Heniek, jesteś wielki !! Jednak w tym wszystkim miałeś dużo szczęścia. Rodzina nie opuściła Cię, chociaż w czasie kiedy piłeś miała z Tobą krzyż Pański, no i to, że ta refleksja nad własnym życiem przyszła w porę. Widzisz, ja mogę powiedzieć, że nigdy nie miałam ojca, chociaż żyje po dziś dzień. Wolał kolegów i picie. Paradoks polega na tym, że on pije do dziś choć ma 76 lat, a ja muszę się nim zajmować. Tzn dać wikt i opierunek, bo oprócz mnie nie ma nikogo. Emerytury też nie miał kiedy sobie wypracować, alkohol nie pozwolił. Dziś muszę go utrzymywać za te 600 zł dziadowskiego zasiłku z pomocy społecznej jaki pobiera, załatwionego nawiasem mówiąc przeze mnie, żebym miała lżej i nie musiała całkowicie go utrzymywać z własnych środków. U niego ta refleksja nie nadeszła nigdy, i już nie nadejdzie. Wiem, że to grzech, ale czasami myślę, że dobrze by było, aby już zakończył swój żywot. Nikt nigdy nie miał z niego żadnego pożytku, nigdy nikomu nie dał nawet kilka chwil szczęścia. To takie stworzenie, które niestety trzeba nazwać człowiekiem, i stąd ma litość nad nim.

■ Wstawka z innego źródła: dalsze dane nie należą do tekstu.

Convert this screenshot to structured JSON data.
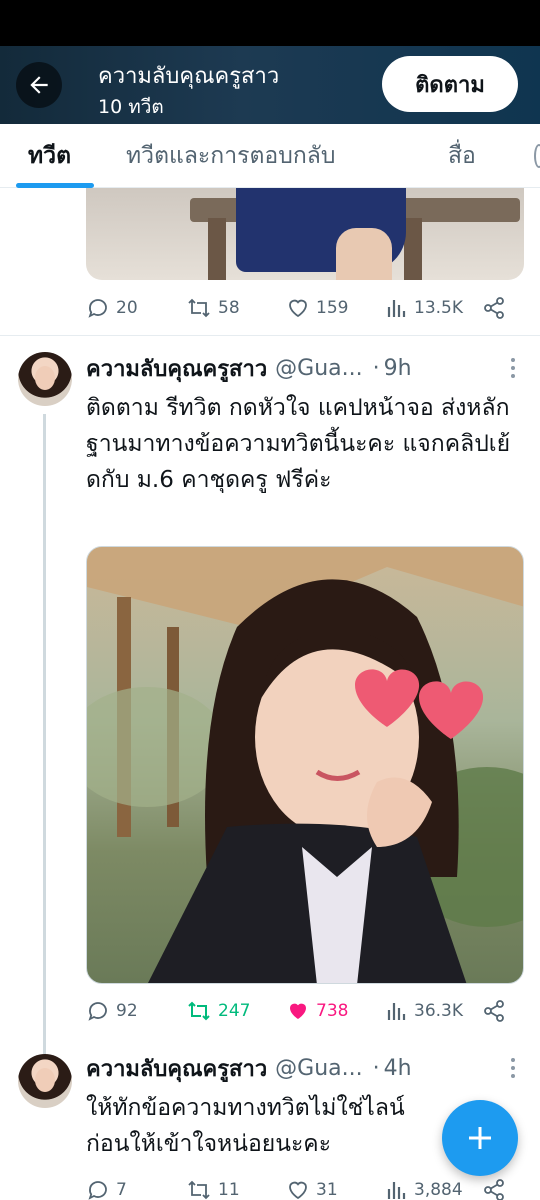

Mieli krzyż pański nie za swoje grzechy. Jedyna dobra, o ile można tak nazwać rzecz to fakt że nigdy nie stosowałam przemocy slownej czy fizycznej. Pracowałem cały czas, ale połowę przepijalem. Teraz jest pieniądz na remonty, były tez wczasy dwa tygodnie w Holandii w ubiegłym roku. Odzyskałem też szacunek innych i liczą się z moim zadaniem. Pozostaje kwestia wiary i zaufania, Na to muszę codziennie pracować. Gdy ktoś się sparzy to na zimne dmucha. Ważne, że wiele osób we mnie wierzy. To jest i budujące i motywujące. Ktoś wylal mnóstwo łez i wierzę, że nie na darmo.